I wanted to pass along one passage from Salman Rushdie rather agonistic Washington Post op-ed:
To repair the damage done by these people in these times will not be easy. I may not see the wounds mended in my lifetime. It may take a generation or more. The social damage of the pandemic itself, the fear of our old social lives, in bars and restaurants and dance halls and sports stadiums, will take time to heal (although a percentage of people seem to know no fear already). We will hug and kiss again. But will there still be movie theaters? Will there be bookstores? Will we feel okay in crowded subway cars?
The social, cultural, political damage of these years, the deepening of the already deep rifts in society in many parts of the world, including the United States, Britain and India, will take longer. It would not be exaggerating to say that as we stare across those chasms, we have begun to hate the people on the other side. That hatred has been fostered by cynics and it bubbles over in different ways almost every day.
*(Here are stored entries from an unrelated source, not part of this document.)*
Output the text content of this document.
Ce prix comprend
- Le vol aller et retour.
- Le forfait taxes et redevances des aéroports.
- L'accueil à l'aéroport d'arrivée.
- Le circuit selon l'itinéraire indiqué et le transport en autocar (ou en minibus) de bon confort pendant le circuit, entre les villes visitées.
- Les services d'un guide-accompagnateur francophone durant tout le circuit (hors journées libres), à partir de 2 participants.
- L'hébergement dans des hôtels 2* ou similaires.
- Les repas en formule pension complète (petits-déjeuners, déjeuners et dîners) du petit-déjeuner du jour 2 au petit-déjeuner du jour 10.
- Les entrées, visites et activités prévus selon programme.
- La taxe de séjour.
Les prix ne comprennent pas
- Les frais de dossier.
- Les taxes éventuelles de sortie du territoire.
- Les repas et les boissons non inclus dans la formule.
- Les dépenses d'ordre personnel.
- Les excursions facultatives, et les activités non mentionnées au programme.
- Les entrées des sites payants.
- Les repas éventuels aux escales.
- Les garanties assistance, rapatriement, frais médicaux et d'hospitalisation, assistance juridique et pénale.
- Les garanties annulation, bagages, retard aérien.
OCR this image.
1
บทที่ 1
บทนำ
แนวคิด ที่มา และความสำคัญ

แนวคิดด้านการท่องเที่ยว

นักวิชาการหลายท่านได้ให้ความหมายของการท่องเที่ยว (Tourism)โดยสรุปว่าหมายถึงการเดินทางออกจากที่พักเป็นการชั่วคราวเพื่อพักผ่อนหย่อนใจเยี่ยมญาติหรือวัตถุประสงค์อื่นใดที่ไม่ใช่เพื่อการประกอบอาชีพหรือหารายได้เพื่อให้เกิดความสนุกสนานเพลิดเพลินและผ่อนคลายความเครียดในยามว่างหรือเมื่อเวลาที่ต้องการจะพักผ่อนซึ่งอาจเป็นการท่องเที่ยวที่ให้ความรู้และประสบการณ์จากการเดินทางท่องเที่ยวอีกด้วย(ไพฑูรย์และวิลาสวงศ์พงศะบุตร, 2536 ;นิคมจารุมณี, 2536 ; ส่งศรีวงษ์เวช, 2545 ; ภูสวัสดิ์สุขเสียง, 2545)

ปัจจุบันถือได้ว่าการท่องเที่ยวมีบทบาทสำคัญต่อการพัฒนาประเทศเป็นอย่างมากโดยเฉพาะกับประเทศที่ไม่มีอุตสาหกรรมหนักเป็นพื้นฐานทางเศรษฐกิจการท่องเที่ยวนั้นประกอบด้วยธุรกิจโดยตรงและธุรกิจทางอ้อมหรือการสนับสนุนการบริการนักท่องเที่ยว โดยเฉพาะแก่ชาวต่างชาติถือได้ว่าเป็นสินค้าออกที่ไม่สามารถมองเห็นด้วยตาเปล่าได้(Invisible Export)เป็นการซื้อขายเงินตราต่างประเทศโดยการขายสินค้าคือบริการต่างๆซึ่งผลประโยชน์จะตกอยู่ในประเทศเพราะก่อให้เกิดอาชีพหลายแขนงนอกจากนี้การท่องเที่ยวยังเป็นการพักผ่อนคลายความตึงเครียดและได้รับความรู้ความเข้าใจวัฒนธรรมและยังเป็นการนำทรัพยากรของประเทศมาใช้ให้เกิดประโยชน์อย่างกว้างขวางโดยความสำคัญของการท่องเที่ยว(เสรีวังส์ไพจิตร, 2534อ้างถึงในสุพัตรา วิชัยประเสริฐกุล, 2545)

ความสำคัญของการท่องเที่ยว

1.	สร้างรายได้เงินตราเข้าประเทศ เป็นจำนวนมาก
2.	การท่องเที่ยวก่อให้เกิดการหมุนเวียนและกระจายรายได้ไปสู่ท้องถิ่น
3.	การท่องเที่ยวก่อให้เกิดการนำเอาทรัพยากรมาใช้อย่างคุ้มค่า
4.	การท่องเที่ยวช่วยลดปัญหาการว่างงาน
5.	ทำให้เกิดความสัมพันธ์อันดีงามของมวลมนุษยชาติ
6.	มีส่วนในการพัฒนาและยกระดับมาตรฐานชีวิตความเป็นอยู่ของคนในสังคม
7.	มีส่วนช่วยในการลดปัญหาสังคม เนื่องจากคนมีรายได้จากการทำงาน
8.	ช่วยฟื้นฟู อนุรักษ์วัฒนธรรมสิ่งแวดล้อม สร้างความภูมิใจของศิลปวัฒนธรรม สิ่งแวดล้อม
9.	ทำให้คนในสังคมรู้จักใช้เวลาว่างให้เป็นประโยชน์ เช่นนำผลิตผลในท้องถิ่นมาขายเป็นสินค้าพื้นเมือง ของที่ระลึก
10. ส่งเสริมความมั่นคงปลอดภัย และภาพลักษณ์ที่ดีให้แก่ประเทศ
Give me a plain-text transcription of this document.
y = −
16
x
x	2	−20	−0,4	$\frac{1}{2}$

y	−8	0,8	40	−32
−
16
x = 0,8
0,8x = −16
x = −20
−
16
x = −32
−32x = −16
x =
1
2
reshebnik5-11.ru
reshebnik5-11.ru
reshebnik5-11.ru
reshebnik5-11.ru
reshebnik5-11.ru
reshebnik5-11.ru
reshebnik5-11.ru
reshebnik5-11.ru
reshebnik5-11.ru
What will prove irretrievable in the wake of the pandemic other than the lives that have been lost? I think the reputation of the Centers for Disease Control, for one. New York City may be among the casualties. We will know in due course.
Not much. We will be back to doing everything we used to do soon. The CDC will still be relied upon and absent the poor leadership from 2016-2020 I think it will go back to being fairly useful and usually correct.
Steve
Like always, events of tomorrow will overtake the news of today.
But what I think has changed will be our ability to even agree on what those events are.
What is the truth, what actually happened, who’s the good guy, who’s bad, who’s side are we on.
Are we even on our own side?
A people like us, who have now lost our historical truths, our moral confidence, our self respect as a people, will be easy pickings for confident propagandists seeking our destruction.
We need leadership, not apologetics, Obama 2.0.